Some more from my rough version incomplete initial draft paper:
ABOUT DR. STAFFORD'S PAPER
Consider this idea:
Draw a circle with 1, 2 roles meet inside; surround this with a bigger circle call this role 3; surround this with an even bigger circle called role 4.
switch 3 and 4:----------black hole
switch (1,2) and 4:------rotating black hole
switch (1,2) and (3,4):---galaxy
SWITCH 3 and 4:---function (math can make it look like a black hole)
(A function is a conserved variable; a holding constant of a variable when it meets changing surroundings. A rule or function keeps a variable constant against a variable background. A swapping is effectively descriptive of this; is the variable held constant against a background variation; or is the background constant against a variable. Which is the background and which is the function?
Which is which? This pattern is: swap places. This is reminiscent of Chris Langan's CTMU paper.
SWITCH (1,2) and 4:---add "unknown data" (diluting the function OR the background: you choose)(Your choice makes it unique)
SWITCH (1,2) and (3,4):---add more "unknown data" so you can take away any detail within and it is still unique (Confusing the issue as to whether your previous choice diluted the function or the background: separating out this confusion by taking away whatever blocks you from seeing what your previous choice was).
This effectively reverses "switch (1,2) and (3,4); just leaving you with the previous choice of what do you dilute, the function or the background?
However, since role "3" and role "4" are given internal detail by calling them "sets of numbers"; this complicates things somewhat.
By making at least one of "3" or "4" roles as a group of two members; and by not saying which one is the group; a new layer of confusion is added. Confusion is put in as to what is the role swap and what is the pair.
When you get to "switch (1,2) and 4; the confusion is doubled.
You are not sure what is a pair; an alternative pair; or what your choice of whether to dilute function or background is. There's a choice there somewhere, but where is it?
At "switch (1,2) and (3,4)"; you confuse the issue as to whether your previous choice diluted the function or the background. But since you were confused as to what the choice was actually between last time; you are now confusing which one you diluted not knowing what "one" looks like.
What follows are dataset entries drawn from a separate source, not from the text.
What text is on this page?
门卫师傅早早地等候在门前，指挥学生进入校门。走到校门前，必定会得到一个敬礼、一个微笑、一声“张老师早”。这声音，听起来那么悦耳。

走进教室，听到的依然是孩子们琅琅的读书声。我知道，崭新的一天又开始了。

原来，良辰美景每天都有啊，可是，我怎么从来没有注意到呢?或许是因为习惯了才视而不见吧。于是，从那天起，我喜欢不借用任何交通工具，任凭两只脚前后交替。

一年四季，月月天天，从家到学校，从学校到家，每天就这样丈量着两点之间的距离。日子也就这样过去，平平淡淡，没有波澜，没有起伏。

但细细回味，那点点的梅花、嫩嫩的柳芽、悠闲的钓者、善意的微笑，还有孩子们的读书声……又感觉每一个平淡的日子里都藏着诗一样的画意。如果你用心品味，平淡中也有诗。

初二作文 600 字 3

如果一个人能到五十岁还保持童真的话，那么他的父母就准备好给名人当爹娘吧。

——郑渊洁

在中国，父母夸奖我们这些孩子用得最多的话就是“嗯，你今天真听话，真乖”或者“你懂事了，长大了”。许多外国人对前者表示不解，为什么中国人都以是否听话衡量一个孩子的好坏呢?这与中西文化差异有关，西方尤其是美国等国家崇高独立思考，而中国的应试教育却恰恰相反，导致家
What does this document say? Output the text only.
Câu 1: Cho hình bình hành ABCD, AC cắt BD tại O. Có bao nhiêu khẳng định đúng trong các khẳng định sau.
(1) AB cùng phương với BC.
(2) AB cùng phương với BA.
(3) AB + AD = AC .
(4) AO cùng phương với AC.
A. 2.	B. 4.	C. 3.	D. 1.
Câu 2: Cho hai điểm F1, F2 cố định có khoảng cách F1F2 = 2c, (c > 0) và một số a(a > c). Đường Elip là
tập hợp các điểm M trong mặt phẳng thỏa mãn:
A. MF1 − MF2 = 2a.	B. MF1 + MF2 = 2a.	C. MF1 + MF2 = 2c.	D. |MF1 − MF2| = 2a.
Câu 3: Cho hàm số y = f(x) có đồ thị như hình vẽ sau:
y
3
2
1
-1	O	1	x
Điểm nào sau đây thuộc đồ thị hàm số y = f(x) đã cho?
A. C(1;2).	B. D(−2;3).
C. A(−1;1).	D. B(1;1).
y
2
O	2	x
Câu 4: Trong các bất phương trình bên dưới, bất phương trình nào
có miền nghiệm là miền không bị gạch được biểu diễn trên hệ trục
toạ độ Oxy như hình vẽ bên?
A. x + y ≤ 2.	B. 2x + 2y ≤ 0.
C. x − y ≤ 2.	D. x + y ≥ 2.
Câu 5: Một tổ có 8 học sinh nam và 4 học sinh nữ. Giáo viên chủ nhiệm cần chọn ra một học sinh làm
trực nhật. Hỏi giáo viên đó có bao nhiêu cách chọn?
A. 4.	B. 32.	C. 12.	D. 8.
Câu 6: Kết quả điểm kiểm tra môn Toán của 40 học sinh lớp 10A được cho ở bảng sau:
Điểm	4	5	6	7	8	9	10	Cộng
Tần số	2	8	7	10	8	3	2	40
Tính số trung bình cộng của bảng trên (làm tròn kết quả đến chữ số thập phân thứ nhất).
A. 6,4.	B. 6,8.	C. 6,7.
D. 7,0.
If you take away any internal detail so as your previous muddled choice is conserved; you are left back to not knowing where the choice is between function and background due to confusion over their definitions.
Not knowing where the choice is gives you something called "an equation"; as they seem equal. An equation has the look of forcing things together without you choosing; or simply leaving the choice open between them.
A solution to an equation is I guess a particular perspective on it.
A partial differential equation partly defines the confusion. Solutions to a partial differential equation give perspectives on partly defining the confusion. Complex numbers are 2-D numbers; numbers are themselves 2-D muddlement of sorts ("2" as a potential confusion between this 1 and that 1 say). A 2-D number is potentially doubly confused, so could be confused then partly or wholly unconfused.
A partial differential equation using complex numbers gives: confusion possibly further confused within scope to be further confused, further confused again within available limits; or these three layers could have included partial confusion or un-confusion or partial un-confusion after the initial potential confusion called "equation".
So you have confusion over what is function and what is background; looked at in a way that applies three more layers of potential further confusion,
or could involve un-confusion or partial confusion or partial un-confusion in these layers. A solution is a new perspective on the confusion; compared to the overall confusion the comparison may give apparent localized un-confusion. (Called "fixing a gauge").
Effectively a 4-D merry-go-round regarding what is "function" and what is "background". Partially differentiate this gives you two merry-go-rounds; where compared to each other one seems stationary.
If you bring in a third merry-go-round by doing experiments: you can get two merry-go-rounds seeming constant (S.W. Hawking calls this: "bolt"?); one merry go-round seeming constant ("nut") in "asymptotically flat anti de Sitter space (two merry-go-rounds merged); or might leave the question open and call the whole thing a "nut-shell" (potential for nut perspective) or a nut-bolt superposition (pea instanton)(assuming "instanton" means "localized bolt "uncertainty" (choice of what to call a bolt left open).
Isn't partially differentiating an object from its surroundings in 4-D (space-time) what physicists do? By looking at its relative velocity, position, momentum, etc.? So any "Law of Physics" which helps you relatively differentiate an object from its background in 4-D math may give a relative (so approximate) perspective on a 4-D merry-go-round?
It's a question of sorting out what is math (counting)(space or time?); what is object (space-time mixture) and what is background (time or space).
The object and observer meet and "count" each other by giving each other gifts of space-time. Internal awareness in each allows un-confused interaction. By living in full consciousness one can avoid tripping over numbers in ones surroundings.
SWITCH 3 and 4:----------arrow (complex number: square root -1)
SWITCH (1,2) and 4:------adding arrows to get final arrow
SWITCH (1,2) and (3,4):--squaring final arrow to get "probability".